Anyone who has read this blog knows I’m passionate about most of the technologies, approaches and the mind-set that have been lumped together under the Web 2.0 umbrella. But “the term” is way past any usefulness when something is described as a “Web 2.0 enterprise application” because it uses ajax (note: not the household cleaner and I’m sure the application is swell with or without calling it Web 2.0).
So, if you’re just now hearing the term “Web 2.0” and you’re wondering what it means, don’t waste your time. The term means anything that someone doesn’t want to sound, you know, not new. This week (and this changes weekly), it seems to mean anything that uses ajax (or any one of a few dozen alternative acronyms) and that can claim to have anything to do with the following: social media, social networking, tags, RSS feeds or mashups — oh, yeah, and best of all, “web app.” If you can use the word “participatory” in describing it, you also have a free pass to Web 2.0 as an adjective.

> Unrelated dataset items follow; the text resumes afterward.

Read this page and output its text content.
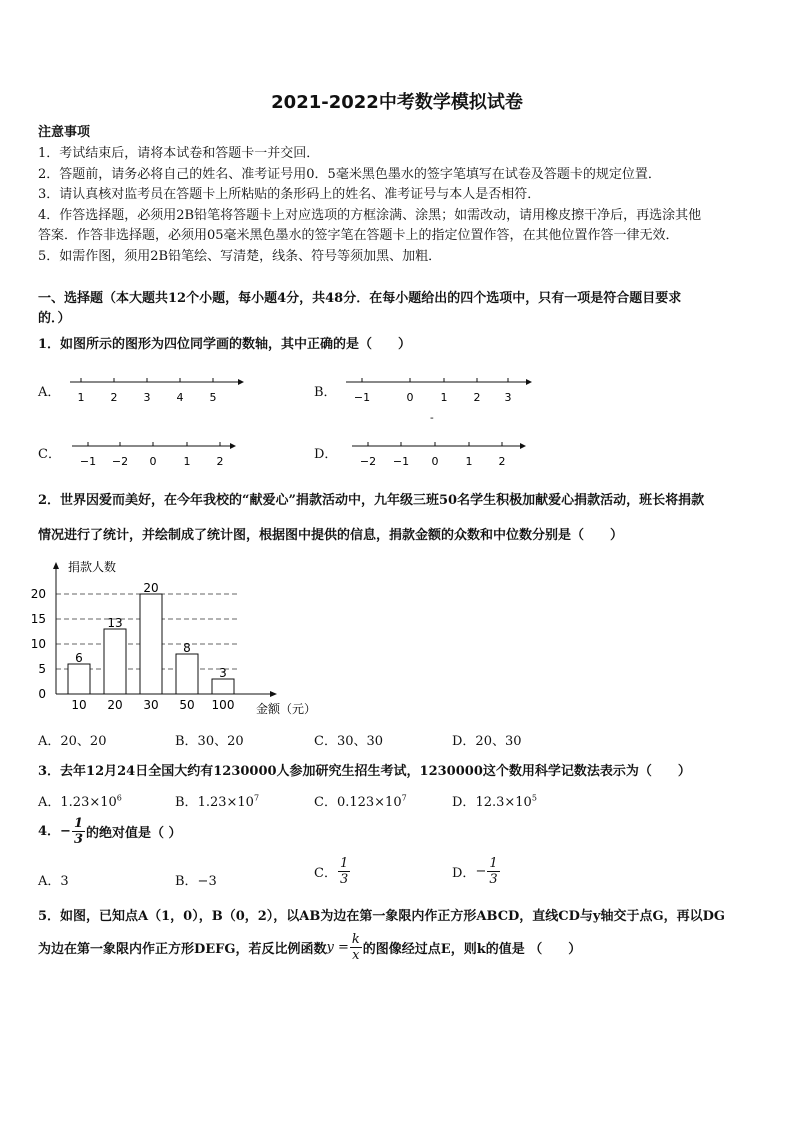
2021-2022中考数学模拟试卷
注意事项
1．考试结束后，请将本试卷和答题卡一并交回．
2．答题前，请务必将自己的姓名、准考证号用0．5毫米黑色墨水的签字笔填写在试卷及答题卡的规定位置．
3．请认真核对监考员在答题卡上所粘贴的条形码上的姓名、准考证号与本人是否相符．
4．作答选择题，必须用2B铅笔将答题卡上对应选项的方框涂满、涂黑；如需改动，请用橡皮擦干净后，再选涂其他
答案．作答非选择题，必须用05毫米黑色墨水的签字笔在答题卡上的指定位置作答，在其他位置作答一律无效．
5．如需作图，须用2B铅笔绘、写清楚，线条、符号等须加黑、加粗．
一、选择题（本大题共12个小题，每小题4分，共48分．在每小题给出的四个选项中，只有一项是符合题目要求
的．）
1．如图所示的图形为四位同学画的数轴，其中正确的是（　　）
A． 1 2 3 4 5	B． −1	0 1 2 3
-
C． −1 −2 0 1 2	D． −2 −1 0 1 2
2．世界因爱而美好，在今年我校的“献爱心”捐款活动中，九年级三班50名学生积极加献爱心捐款活动，班长将捐款
情况进行了统计，并绘制成了统计图，根据图中提供的信息，捐款金额的众数和中位数分别是（　　）
0
5
10
15
20
捐款人数
金额（元）
6
10
13
20
20
30
8
50
3
100
A．20、20	B．30、20	C．30、30	D．20、30
3．去年12月24日全国大约有1230000人参加研究生招生考试，1230000这个数用科学记数法表示为（　　）
A．$1.23\times 10^6$	B．$1.23\times 10^7$	C．$0.123\times 10^7$	D．$12.3\times 10^5$
4．− $\frac{1}{3}$ 的绝对值是（ ）
A．3	B．−3
C． $\frac{1}{3}$	D．− $\frac{1}{3}$
5．如图，已知点A（1，0），B（0，2），以AB为边在第一象限内作正方形ABCD，直线CD与y轴交于点G，再以DG
为边在第一象限内作正方形DEFG，若反比例函数$y = \frac{k}{x}$ 的图像经过点E，则k的值是 （　　）
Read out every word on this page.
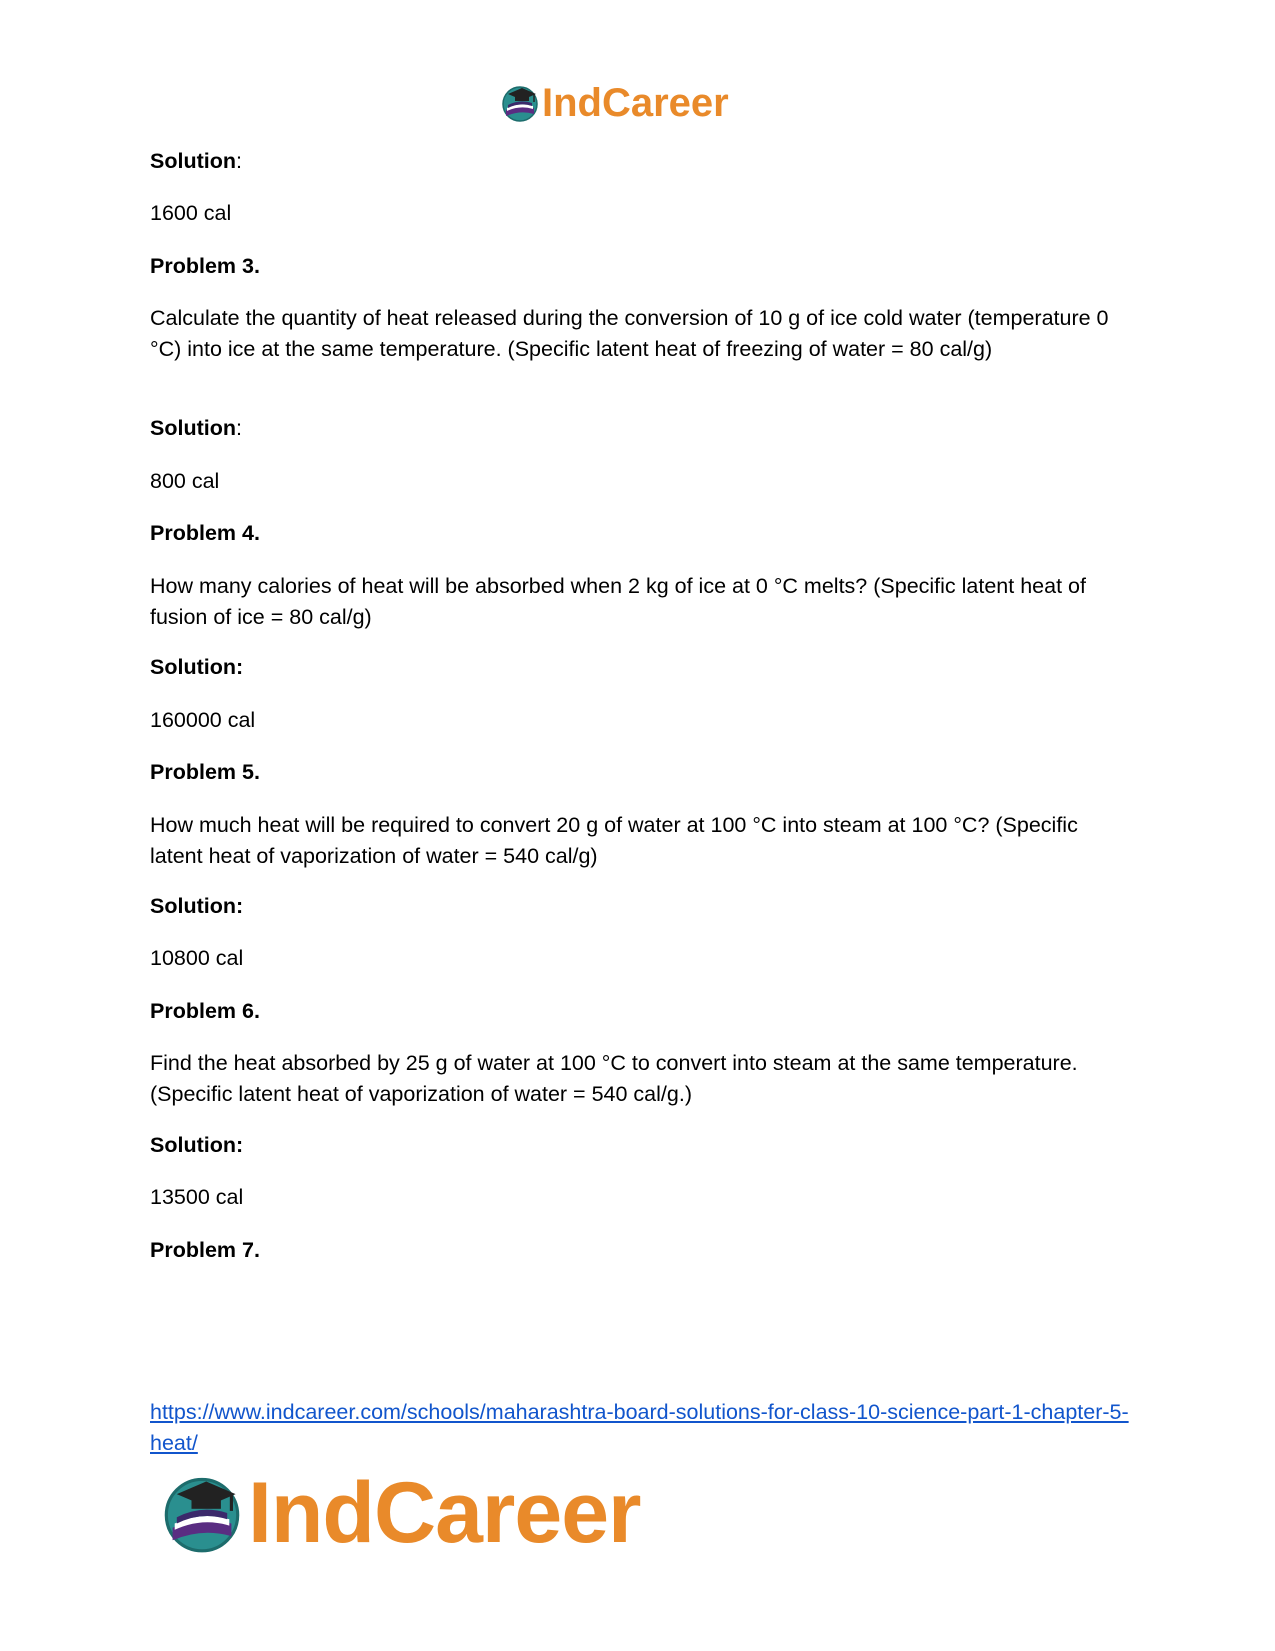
IndCareer

Solution:

1600 cal

Problem 3.

Calculate the quantity of heat released during the conversion of 10 g of ice cold water (temperature 0 °C) into ice at the same temperature. (Specific latent heat of freezing of water = 80 cal/g)

Solution:

800 cal

Problem 4.

How many calories of heat will be absorbed when 2 kg of ice at 0 °C melts? (Specific latent heat of fusion of ice = 80 cal/g)

Solution:

160000 cal

Problem 5.

How much heat will be required to convert 20 g of water at 100 °C into steam at 100 °C? (Specific latent heat of vaporization of water = 540 cal/g)

Solution:

10800 cal

Problem 6.

Find the heat absorbed by 25 g of water at 100 °C to convert into steam at the same temperature. (Specific latent heat of vaporization of water = 540 cal/g.)

Solution:

13500 cal

Problem 7.

https://www.indcareer.com/schools/maharashtra-board-solutions-for-class-10-science-part-1-chapter-5-heat/
IndCareer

Ironically (but not surprisingly as, again, it’s the term I don’t like), I’m a big fan of several blogs that cover “Web 2.0” developments. However, as this absurdity spreads, I’m finding my favorite blog on the subject is Go Flock Yourself, a blog that bites all things Web 2.0ish.
(Reminder: My 2006 new year’s resolution is to not whine so much. By the way, I’ve decided to use the term “Blog 2.0” to describe blogs that don’t whine.)